深を知る雨

誰かの話




 《23:00 北京》


大中華帝国軍の、しばらくぶりの将官会議。

彼らは円卓テーブルを囲み話し合う。

そこには珍しく料理が並んでいない。


「日本帝国と大中華帝国の予知が一致したようね」


――――開戦は、6月。

時期が近付いてくるにつれて両国の予知が一致したということは、6月である可能性は90%以上だ。

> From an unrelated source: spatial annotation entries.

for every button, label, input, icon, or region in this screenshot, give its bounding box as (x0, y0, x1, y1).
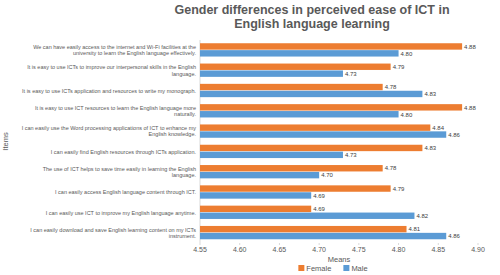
tick-label: 4.85 (431, 246, 445, 253)
tick-label: 4.75 (352, 246, 366, 253)
data-label: 4.86 (448, 132, 460, 138)
data-label: 4.84 (432, 125, 444, 131)
legend-swatch (298, 265, 304, 271)
bar (200, 104, 462, 110)
bar (200, 70, 343, 76)
bar (200, 50, 399, 56)
text-line: I can easily use ICT to improve my Engli… (46, 210, 197, 216)
tick-label: 4.80 (392, 246, 406, 253)
category-label: We can have easily access to the interne… (33, 44, 196, 56)
data-label: 4.80 (401, 51, 413, 57)
data-label: 4.79 (393, 186, 405, 192)
bar (200, 233, 446, 239)
bar (200, 185, 391, 191)
data-label: 4.88 (464, 44, 476, 50)
data-label: 4.83 (424, 145, 436, 151)
tick-label: 4.55 (193, 246, 207, 253)
text-line: language. (172, 71, 197, 77)
data-label: 4.88 (464, 105, 476, 111)
data-label: 4.86 (448, 233, 460, 239)
data-label: 4.69 (313, 193, 325, 199)
text-line: I can easily access English language con… (55, 189, 196, 195)
category-label: I can easily download and save English l… (30, 227, 196, 239)
category-label: I can easily find English resources thro… (51, 149, 197, 155)
legend-label: Female (306, 264, 331, 273)
tick (438, 243, 439, 245)
data-label: 4.82 (416, 213, 428, 219)
bar (200, 111, 399, 117)
bar (200, 206, 311, 212)
category-label: I can easily access English language con… (55, 189, 196, 195)
tick (319, 243, 320, 245)
text-line: university to learn the English language… (73, 50, 196, 56)
category-label: The use of ICT helps to save time easily… (43, 166, 197, 178)
text-line: naturally. (174, 111, 196, 117)
bar (200, 152, 343, 158)
tick-label: 4.70 (312, 246, 326, 253)
legend-label: Male (351, 264, 367, 273)
text-line: I can easily find English resources thro… (51, 149, 197, 155)
category-label: I can easily use ICT to improve my Engli… (46, 210, 197, 216)
tick-label: 4.60 (233, 246, 247, 253)
data-label: 4.80 (401, 112, 413, 118)
legend-swatch (343, 265, 349, 271)
legend: Female Male (298, 264, 367, 273)
text-line: English knowledge. (149, 131, 197, 137)
axis-title: Items (1, 132, 10, 151)
data-label: 4.69 (313, 206, 325, 212)
title: Gender differences in perceived ease of … (174, 3, 449, 31)
tick-label: 4.90 (471, 246, 485, 253)
category-label: It is easy to use ICTs application and r… (22, 88, 196, 94)
text-line: It is easy to use ICTs application and r… (22, 88, 196, 94)
data-label: 4.83 (424, 91, 436, 97)
text-line: I can easily use the Word processing app… (22, 125, 197, 131)
text-line: English language learning (234, 17, 390, 31)
bar (200, 64, 391, 70)
text-line: I can easily download and save English l… (30, 227, 196, 233)
bar (200, 84, 383, 90)
category-label: It is easy to use ICT resources to learn… (35, 105, 196, 117)
axis-title: Means (328, 255, 351, 264)
data-label: 4.73 (345, 152, 357, 158)
bar (200, 213, 414, 219)
data-label: 4.79 (393, 64, 405, 70)
data-label: 4.78 (385, 84, 397, 90)
bar (200, 145, 422, 151)
bar (200, 226, 407, 232)
category-label: I can easily use the Word processing app… (22, 125, 197, 137)
bar (200, 192, 311, 198)
data-label: 4.81 (409, 226, 421, 232)
text-line: language. (172, 172, 197, 178)
data-labels: 4.88 4.80 4.79 4.73 4.78 4.83 4.88 4.80 4.84 4.86… (313, 44, 476, 240)
tick (478, 243, 479, 245)
tick (200, 243, 201, 245)
tick-label: 4.65 (273, 246, 287, 253)
text-line: We can have easily access to the interne… (33, 44, 196, 50)
tick (279, 243, 280, 245)
bar (200, 43, 462, 49)
text-line: The use of ICT helps to save time easily… (43, 166, 196, 172)
bar (200, 91, 422, 97)
bar (200, 172, 319, 178)
data-label: 4.70 (321, 172, 333, 178)
text-line: instrument. (169, 233, 197, 239)
tick (398, 243, 399, 245)
tick (358, 243, 359, 245)
bar (200, 165, 383, 171)
bar (200, 131, 446, 137)
bar (200, 124, 430, 130)
data-label: 4.78 (385, 165, 397, 171)
data-label: 4.73 (345, 71, 357, 77)
tick (239, 243, 240, 245)
text-line: It is easy to use ICT resources to learn… (35, 105, 196, 111)
text-line: Gender differences in perceived ease of … (174, 3, 449, 17)
bars (200, 43, 462, 239)
category-label: It is easy to use ICTs to improve our in… (27, 64, 196, 76)
chart: Gender differences in perceived ease of … (0, 0, 500, 275)
text-line: It is easy to use ICTs to improve our in… (27, 64, 196, 70)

真剣な表情をしている将官佐官の中で、唯一にやにやしながら鼻唄を歌うのは、1人の少年。


「随分機嫌が良いね、ティエン」


少年の正面に座る日本人の女が、呆れたように言う。


「だってもーすぐ5月じゃん。鈴、5月中にはこっち来てくれるんでしょ?」


その言葉を聞いて、女は僅かに目を伏せた。


「また鈴と一緒に戦場に立てると思うとワクワクするなァ」
「ハイになって昔のように仲間を殺さないかが心配だな」
「タイランってば心配しすぎなんじゃなーい?リーたちは昔とは違うんだよっ?」
「変わらないのはタイランの心配性だけ」
「言えてるな!ポォォォウ!」


場は盛り上がっていた。

これから始まる戦への期待に満ちていた。


ただ1人、女だけが置き去りにされている。


その後は今後の予定だけを軽く話し合い、会議はいつも以上に早く終わった。

将官佐官は次々と部屋を出ていく。

最後まで動かなかったのは、先程の少年と、女のみ。



女は暫く座って天井を眺めていたが、少年がいつまでも同じ場所にいるので、視線を彼に移した。


「戻らないの」
「鈴にしてほしいことがあってさァ」


少年が手を上げると、奥から赤と金で統一された、随分立派な椅子が出てきた。


「……何これ」
「この軍事施設にしかない椅子だよ。歴代の軍の重要人が全員1度は座ったことがあるっていうね」
「何、座ってほしいの」
「そーそ。話が早くて助かるなァ」


女はこのような玉座にも似た椅子を見たことがなく、座ってみたい気持ちもあったので、あっさりとその椅子に腰を下ろした。

少し、高い。


「靴脱いでェ?」
「は?何企んでんの、」
「いーからいーから」


今度は靴を脱ぐよう言ってくる少年に促されるまま、女は疑問に思いながらも裸足になる――が。

次にされたことは、あまりに予想外の事柄だった。

少年の唇が女の足の甲に触れた。

それは少年なりの、忠誠の示し方だった。


「……汚いよ」
「汚いモノなんて戦場で散々見てきたでしょ、お互い。今更人の足を汚いなんて思う心は持ってない。違う?」


女は足を引っ込めようとするが、少年は思いの外強い力で女を掴んでいる。


「許さねェよ」
「何を」
「一瞬でも迷うことは許さねェ」


少年は――珍しく、これまでにない程、“一国の軍の中将らしい”表情をしていた。


「鈴はボクたちを率いなきゃいけない。ボクらはそのために鈴を選んだ。鈴ならボクらの指導者になってくれるって思ったから。鈴にはその力があると思ったから。でも、もし鈴の覚悟が揺らぐような時が来たら、ボクが鈴を殺して、その座を奪う。ねェ、そうならないためにもさァ、全部捨てろよ。ボクとの戦いのために全部捨てて。甘ったれんな。何で最近よく寂しそうな顔するの?年数が鈴を変えたの?なら戻ってよ、昔の鈴に。でないとボク、今すぐ鈴をぶち殺しちゃいそう」


その瞬間、女の目の色が変わった。

迷っているというのも寂しそうだというのも、女にとっては最大の侮辱だった。

女は少年の額を踵で踏みつけ、馬鹿にしたように笑う。


「迷ってるって?誰が?私が?もっぺん言ってみろ」
「っはー、いいねェその目。ボク鈴のその目が大好きだよ。それでこそボクのジョオーサマだね」


少年は女を見上げ、満足げに笑った。

女は少年から足を外し、靴を履いて立ち上がる。


「お前に心配されなくても、全部捨ててここへ来るつもりだよ。私がまだ生きてるのは、今回の戦争のためなんだからね」


少しだけ。ほんの少しだけそれまでの生活への執着心を抱いていたその女は、ここに来て漸く、改めて決意をした。


平気だ。

きっと。

何を捨てようが。



――罪滅ぼしのみが、彼女の生きる理由なのだから。